À cet égard, la politique mauricienne doit évoluer : le leadership ne peut plus être une garantie d’inamovibilité.

* Voyez-vous néanmoins dans le modèle du « leader suprême », qui définit la politique mauricienne depuis l’indépendance, un obstacle à l’émergence d’une nouvelle génération de politiciens ?

En tout cas, chacun espère voir les dynasties disparaître peu à peu du champ politique mauricien. De nombreux jeunes souhaitent entrer en politique, mais les anciens s’incrustent. La transition sera cependant difficile tant que les leaders contrôleront les finances des partis et que le vote à main levée restera la norme dans les assemblées.

* Vous avez évoqué auparavant un retour de PravindJugnauth et du Mouvement Socialiste Militant (le MSM) au-devant de la scène. Est-ce vraiment du domaine du possible ?

Tout est possible en politique à Maurice.
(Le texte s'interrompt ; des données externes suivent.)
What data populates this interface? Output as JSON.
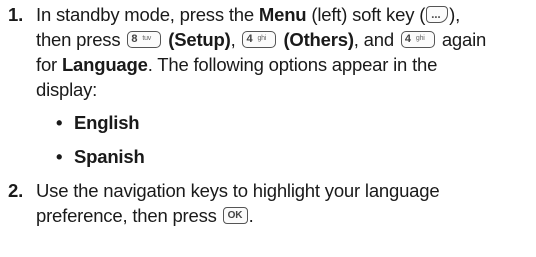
{
  "step1": {
    "number": "1.",
    "line1": {
      "pre": "In standby mode, press the ",
      "menu": "Menu",
      "mid": " (left) soft key (",
      "post": "),"
    },
    "line2": {
      "pre": "then press ",
      "key8": "8",
      "key8_letters": "tuv",
      "setup": "(Setup)",
      "sep1": ", ",
      "key4": "4",
      "key4_letters": "ghi",
      "others": "(Others)",
      "mid": ", and ",
      "key4b": "4",
      "key4b_letters": "ghi",
      "post": " again"
    },
    "line3": {
      "pre": "for ",
      "language": "Language",
      "post": ". The following options appear in the"
    },
    "line4": "display:",
    "options": [
      "English",
      "Spanish"
    ]
  },
  "step2": {
    "number": "2.",
    "line1": "Use the navigation keys to highlight your language",
    "line2_pre": "preference, then press ",
    "ok_key": "OK",
    "line2_post": "."
  },
  "bullet_glyph": "•",
  "icons": [
    "soft-key-icon",
    "key-8-icon",
    "key-4-icon",
    "key-4-icon",
    "ok-key-icon"
  ]
}
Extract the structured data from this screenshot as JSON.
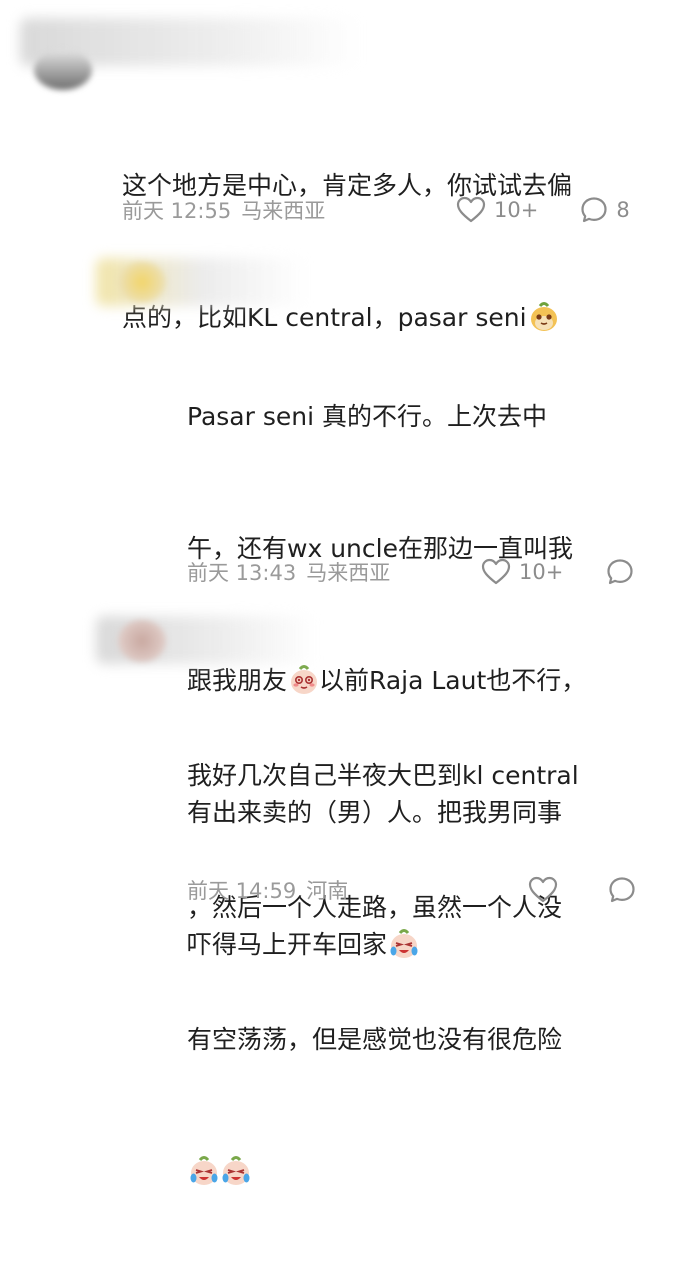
{
  "comments": [
    {
      "lines": [
        "这个地方是中心，肯定多人，你试试去偏",
        "点的，比如KL central，pasar seni"
      ],
      "date": "前天 12:55",
      "location": "马来西亚",
      "likes": "10+",
      "replies": "8"
    },
    {
      "lines": [
        "Pasar seni 真的不行。上次去中",
        "午，还有wx uncle在那边一直叫我",
        "跟我朋友",
        "以前Raja Laut也不行，",
        "有出来卖的（男）人。把我男同事",
        "吓得马上开车回家"
      ],
      "date": "前天 13:43",
      "location": "马来西亚",
      "likes": "10+",
      "replies": ""
    },
    {
      "lines": [
        "我好几次自己半夜大巴到kl central",
        "，然后一个人走路，虽然一个人没",
        "有空荡荡，但是感觉也没有很危险"
      ],
      "date": "前天 14:59",
      "location": "河南",
      "likes": "",
      "replies": ""
    }
  ],
  "icons": {
    "like": "heart-outline-icon",
    "reply": "speech-bubble-icon",
    "emoji_smug": "smug-face-emoji",
    "emoji_shy": "shy-face-emoji",
    "emoji_cry": "crying-face-emoji"
  },
  "colors": {
    "meta": "#9a9a9a",
    "icon": "#8c8c8c"
  }
}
Auriez-vous pu imaginer qu’après sa défaite totale de 1995, AneroodJugnauth serait revenu au pouvoir en 2000 et en 2014 ? Que Navin Ramgoolam, après 2014, reviendrait en 2024 ?
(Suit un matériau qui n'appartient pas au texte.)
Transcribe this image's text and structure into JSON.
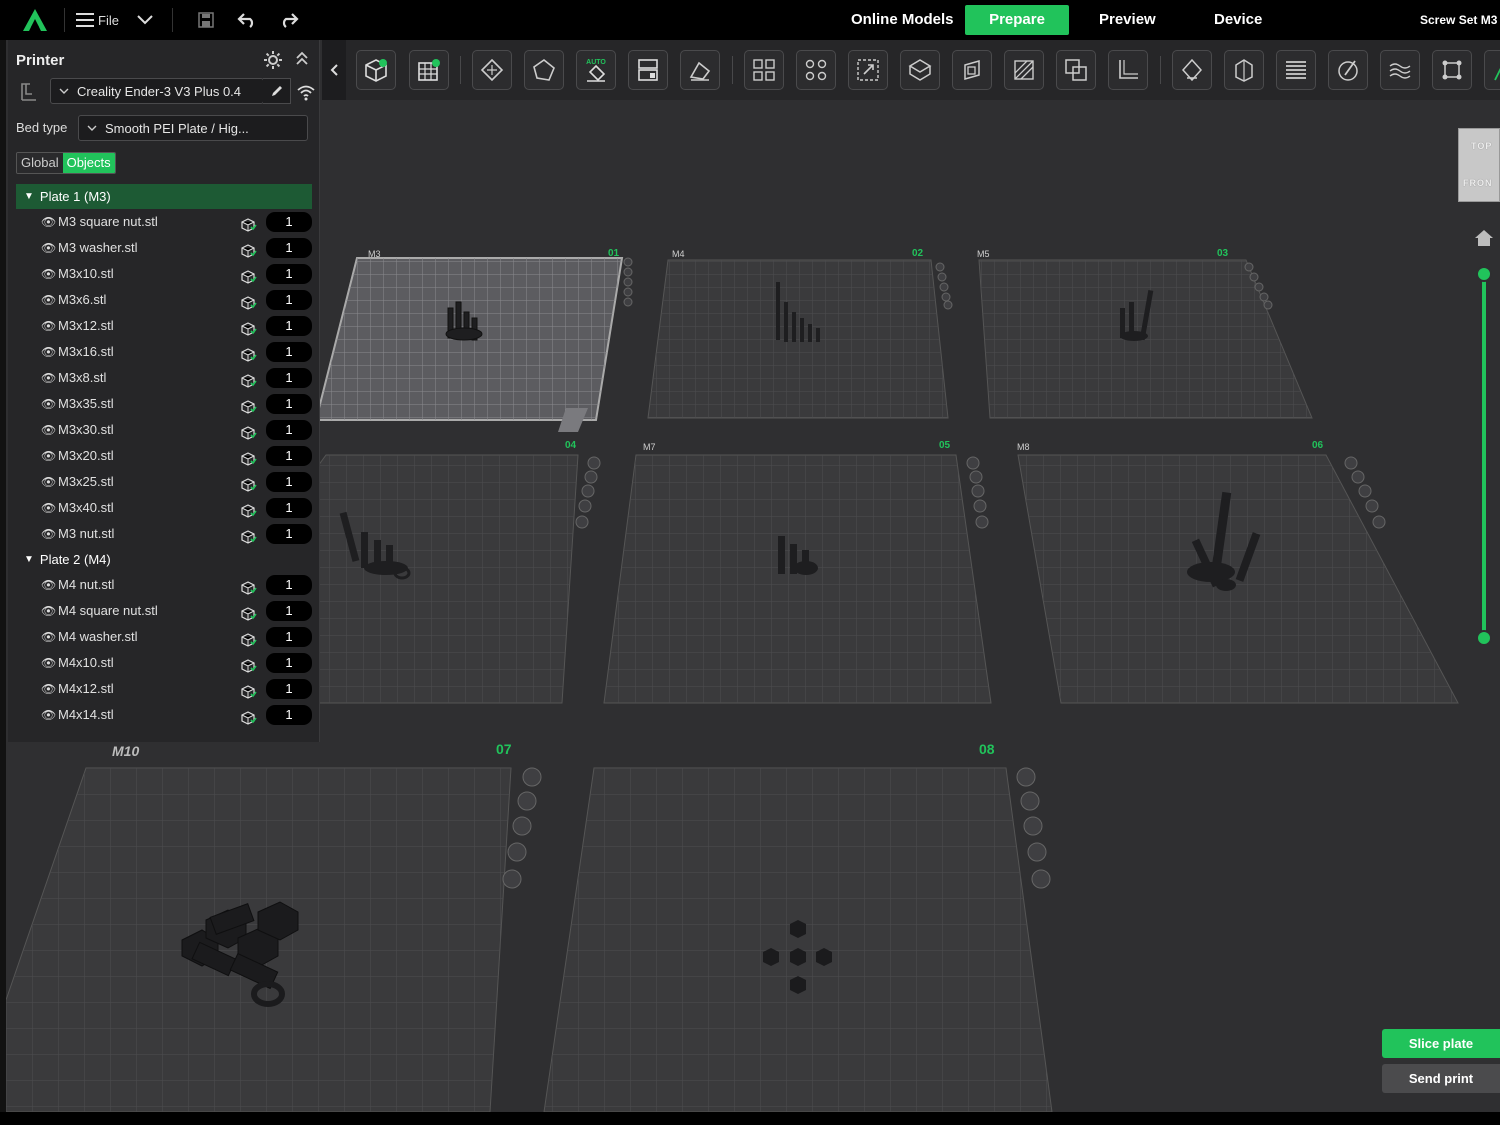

Combien de temps durera la traversée du désert pour PravindJugnauth ? Fera-t-il une purge au MSM pour se rendre de nouveau respectable ? S’il y parvient, n’oubliez pas que, malgré le 60-0, Pravind a réuni autour de lui plus de 25 % des voix en 2024. Je vois bien le MSM peu à peu réintroduire dans le débat politique d’ici 2029 le slogan « Mille fois Jugnauth » et promettre un retour aux pensions modifiées.
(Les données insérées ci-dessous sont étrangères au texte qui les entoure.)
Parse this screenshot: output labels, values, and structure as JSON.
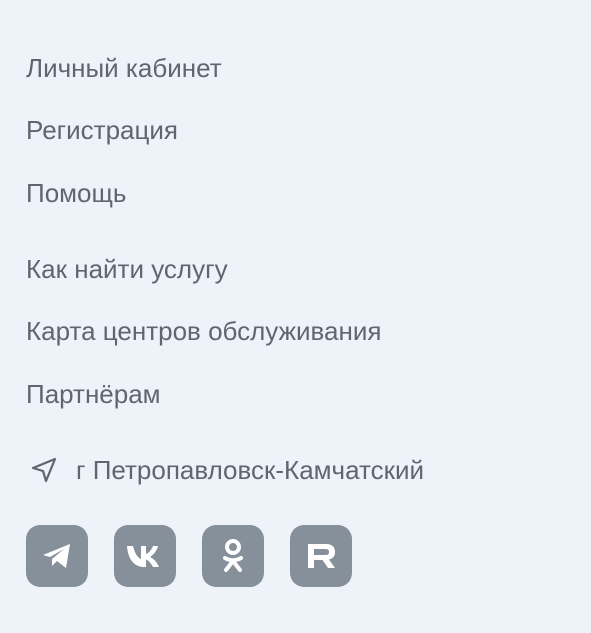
{
  "links": [
    {
      "label": "Личный кабинет"
    },
    {
      "label": "Регистрация"
    },
    {
      "label": "Помощь"
    },
    {
      "label": "Как найти услугу"
    },
    {
      "label": "Карта центров обслуживания"
    },
    {
      "label": "Партнёрам"
    }
  ],
  "location": {
    "icon": "location-arrow-icon",
    "city": "г Петропавловск-Камчатский"
  },
  "socials": [
    {
      "name": "telegram",
      "icon": "telegram-icon"
    },
    {
      "name": "vk",
      "icon": "vk-icon"
    },
    {
      "name": "odnoklassniki",
      "icon": "odnoklassniki-icon"
    },
    {
      "name": "rutube",
      "icon": "rutube-icon"
    }
  ],
  "colors": {
    "background": "#EEF3F9",
    "text": "#5E6670",
    "social_bg": "#86909B",
    "social_icon": "#FFFFFF"
  }
}
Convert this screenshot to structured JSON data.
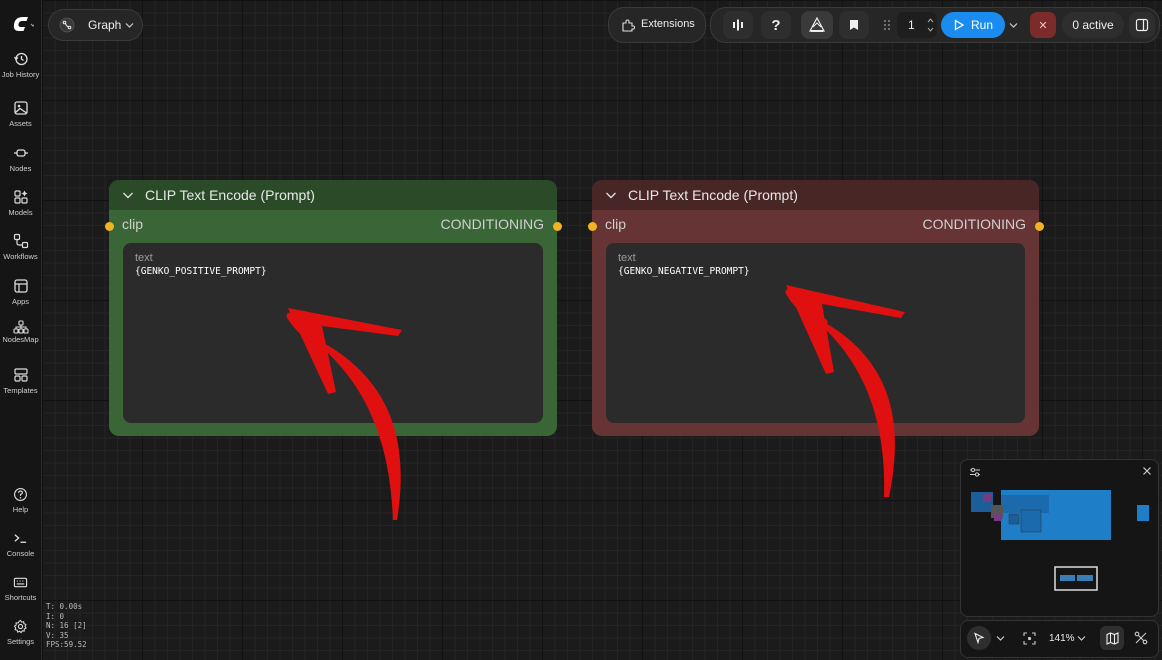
{
  "header": {
    "graph_label": "Graph"
  },
  "toolbar": {
    "extensions_label": "Extensions",
    "help_symbol": "?",
    "queue_count": "1",
    "run_label": "Run",
    "close_symbol": "✕",
    "active_label": "0 active"
  },
  "sidebar": {
    "items": [
      {
        "label": "Job History",
        "icon": "history-icon"
      },
      {
        "label": "Assets",
        "icon": "image-icon"
      },
      {
        "label": "Nodes",
        "icon": "nodes-icon"
      },
      {
        "label": "Models",
        "icon": "models-icon"
      },
      {
        "label": "Workflows",
        "icon": "workflow-icon"
      },
      {
        "label": "Apps",
        "icon": "apps-icon"
      },
      {
        "label": "NodesMap",
        "icon": "nodesmap-icon"
      },
      {
        "label": "Templates",
        "icon": "templates-icon"
      }
    ],
    "bottom_items": [
      {
        "label": "Help",
        "icon": "help-icon"
      },
      {
        "label": "Console",
        "icon": "console-icon"
      },
      {
        "label": "Shortcuts",
        "icon": "keyboard-icon"
      },
      {
        "label": "Settings",
        "icon": "gear-icon"
      }
    ]
  },
  "stats": [
    "T: 0.00s",
    "I: 0",
    "N: 16 [2]",
    "V: 35",
    "FPS:59.52"
  ],
  "nodes": [
    {
      "title": "CLIP Text Encode (Prompt)",
      "input": "clip",
      "output": "CONDITIONING",
      "field_label": "text",
      "field_value": "{GENKO_POSITIVE_PROMPT}",
      "color": "#3d6b3a",
      "header_color": "#2d4a2a"
    },
    {
      "title": "CLIP Text Encode (Prompt)",
      "input": "clip",
      "output": "CONDITIONING",
      "field_label": "text",
      "field_value": "{GENKO_NEGATIVE_PROMPT}",
      "color": "#693535",
      "header_color": "#492726"
    }
  ],
  "canvas_controls": {
    "zoom": "141%"
  }
}
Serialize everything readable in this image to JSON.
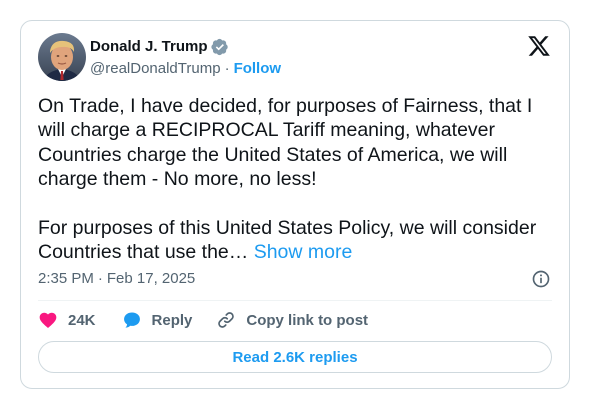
{
  "tweet": {
    "author": {
      "display_name": "Donald J. Trump",
      "handle": "@realDonaldTrump",
      "verified": true,
      "follow_label": "Follow",
      "separator": "·"
    },
    "text": "On Trade, I have decided, for purposes of Fairness, that I will charge a RECIPROCAL Tariff meaning, whatever Countries charge the United States of America, we will charge them - No more, no less!\n\nFor purposes of this United States Policy, we will consider Countries that use the… ",
    "show_more_label": "Show more",
    "time": "2:35 PM",
    "meta_separator": "·",
    "date": "Feb 17, 2025",
    "actions": {
      "likes": "24K",
      "reply_label": "Reply",
      "copy_label": "Copy link to post"
    },
    "read_replies_label": "Read 2.6K replies"
  },
  "icons": {
    "verified": "verified-badge-icon",
    "platform": "x-logo-icon",
    "info": "info-icon",
    "like": "heart-icon",
    "reply": "reply-bubble-icon",
    "copy": "link-icon"
  },
  "colors": {
    "accent": "#1d9bf0",
    "like": "#f91880",
    "muted_text": "#536471",
    "primary_text": "#0f1419",
    "border": "#cfd9de"
  }
}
Mais je le dis de nouveau : attendons voir si Bérenger laisse le poste de Leader de l’Opposition à Joe Lesjongard, Président MSM mais ex-MMM. Ceci dira beaucoup de choses !

* En dernier lieu, la question cruciale pour le gouvernement de l’Alliance du Changement est désormais : “Whatnext?” L’heure n’est plus au “business as usual”. Le pays ne peut se contenter d’une gestion de routine, d’autant que des défis majeurs nous guettent, notamment l’escalade des tensions au Moyen-Orient, qui menace notre équilibre économique…

Le gouvernement devra faire face à de nombreuses difficultés, notamment la hausse des prix, la guerre au Moyen-Orient et les Rs 10 milliards liés au dossier des « Chagos Archipelago » partis en fumée…

Navin Ramgoolam a laissé percer quelques signes de découragement, notamment avec son récent aveu public que, s’il avait su, il aurait « presque préféré perdre les élections en 2024 ». Il s’est repris depuis.

Mais la guerre avec l’Iran et Paul Bérenger de nouveau dans la rue vont singulièrement compliquer la situation. Le gouvernement doit donc, de toute urgence, planifier un avenir difficile. Le “business as usual” , ce serait de la folie.

Un grand test attend désormais Ramgoolam. Comme on dit : « Leadership is grace under pressure! ».